A lovely, tidy house is part of our witness to Christ’s love of order and calm, too. I know that we need to be relaxed and unworldly in our attitudes – but order is a bottom line. And our problem today is more one of disorder than of excessive order. The Proverbs 31 lady’s home was clearly one where order reigned. We do bring shame on our husbands, our children (think of their friends visiting) – and on Christ – when we preside over a pig pen! But every­body in the home has a responsibility to keep it tidy – I know that. Perhaps all of us would do well to reflect on Psalm 90:17. God wants homemakers to be able to see the fruit of their labours last a while. Please, husbands and children, don’t spoil it!
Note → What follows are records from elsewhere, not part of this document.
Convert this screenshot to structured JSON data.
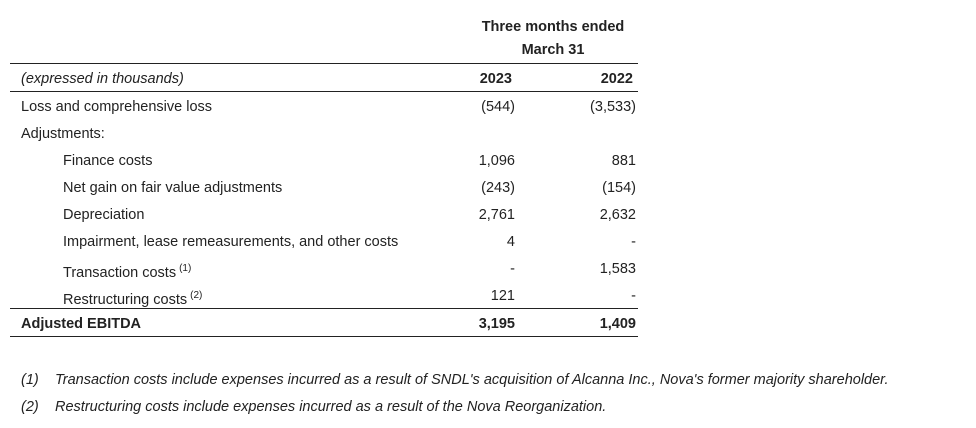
{
  "header": {
    "period": "Three months ended",
    "date": "March 31"
  },
  "table": {
    "unit": "(expressed in thousands)",
    "columns": [
      "2023",
      "2022"
    ],
    "rows": [
      {
        "label": "Loss and comprehensive loss",
        "values": [
          "(544)",
          "(3,533)"
        ]
      }
    ],
    "adjustments": {
      "label": "Adjustments:",
      "rows": [
        {
          "label": "Finance costs",
          "values": [
            "1,096",
            "881"
          ]
        },
        {
          "label": "Net gain on fair value adjustments",
          "values": [
            "(243)",
            "(154)"
          ]
        },
        {
          "label": "Depreciation",
          "values": [
            "2,761",
            "2,632"
          ]
        },
        {
          "label": "Impairment, lease remeasurements, and other costs",
          "values": [
            "4",
            "-"
          ]
        },
        {
          "label": "Transaction costs",
          "note": "(1)",
          "values": [
            "-",
            "1,583"
          ]
        },
        {
          "label": "Restructuring costs",
          "note": "(2)",
          "values": [
            "121",
            "-"
          ]
        }
      ]
    },
    "total": {
      "label": "Adjusted EBITDA",
      "values": [
        "3,195",
        "1,409"
      ]
    }
  },
  "footnotes": [
    {
      "marker": "(1)",
      "text": "Transaction costs include expenses incurred as a result of SNDL's acquisition of Alcanna Inc., Nova's former majority shareholder."
    },
    {
      "marker": "(2)",
      "text": "Restructuring costs include expenses incurred as a result of the Nova Reorganization."
    }
  ]
}
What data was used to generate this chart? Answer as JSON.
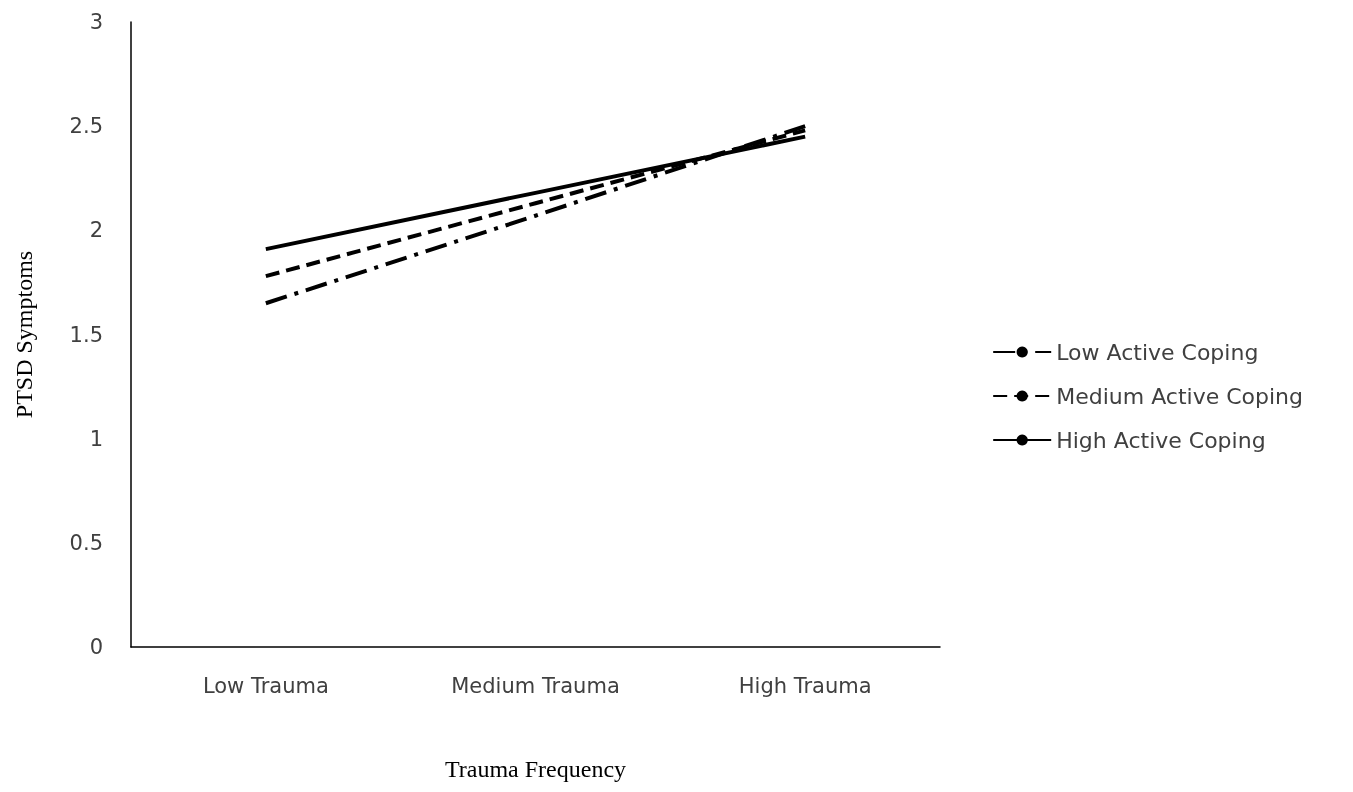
{
  "chart_data": {
    "type": "line",
    "xlabel": "Trauma Frequency",
    "ylabel": "PTSD Symptoms",
    "categories": [
      "Low Trauma",
      "Medium Trauma",
      "High Trauma"
    ],
    "series": [
      {
        "name": "Low Active Coping",
        "color": "#000000",
        "line_style": "dashdot",
        "values": [
          1.65,
          2.07,
          2.5
        ]
      },
      {
        "name": "Medium Active Coping",
        "color": "#000000",
        "line_style": "dashed",
        "values": [
          1.78,
          2.13,
          2.48
        ]
      },
      {
        "name": "High Active Coping",
        "color": "#000000",
        "line_style": "solid",
        "values": [
          1.91,
          2.18,
          2.45
        ]
      }
    ],
    "ylim": [
      0,
      3
    ],
    "yticks": [
      0,
      0.5,
      1,
      1.5,
      2,
      2.5,
      3
    ],
    "grid": false,
    "legend": "right",
    "marker": "none"
  }
}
Are you too busy to keep up a good tidying and cleaning programme? Perhaps it is time to reduce some of your work hours, or ministry activities? There are things as important and as basic than income; and service to Christ begins at home, after all...  Are you one of those who, for whatever reason, never learned how to manage a home? Would you like to learn? I often wonder whether a class in household management rou­tines might be a useful thing for the experienced ladies in our churches to run. Given the dearth of knowledge in this area, it may well be a blessing to younger women – if they requested it. Consider new converts, perhaps those from sadly-messed-up homes where mother was absent, or incapable of teaching these things. Perhaps you could help here, as part of some training in the Christian way of life? It could be made part of spiritual discipleship of a younger woman. I remember Elizabeth George telling how, as a new Christian, she asked two more mature friends from church to teach her how to organise her life better. They taught her about Bible reading and prayer and how to care for her husband and children; but they also showed her how they kept their houses clean and tidy. It was all part of one, complete spiritual package.3

Housework should never be seen as mindless drudgery or a boring chore. Cleaning, tidying and re-arranging the home are more a skill or an art form, and their results a genuine pleasure. Let’s take delight in doing them well.


  1. ^ Clare Coulson, House Rules: The Stylish Guide to Running a Home and Having a Life (Bantam Press, London, 2005), p. 7
  2. ^ Ibid., p. 9
  3. ^ Elizabeth George, A Woman After God’s Own Heart (Harvest House, Eugene, Oregon, 1979), see esp. pp. 164-6. (This whole book is really about being a Christian homemaker.)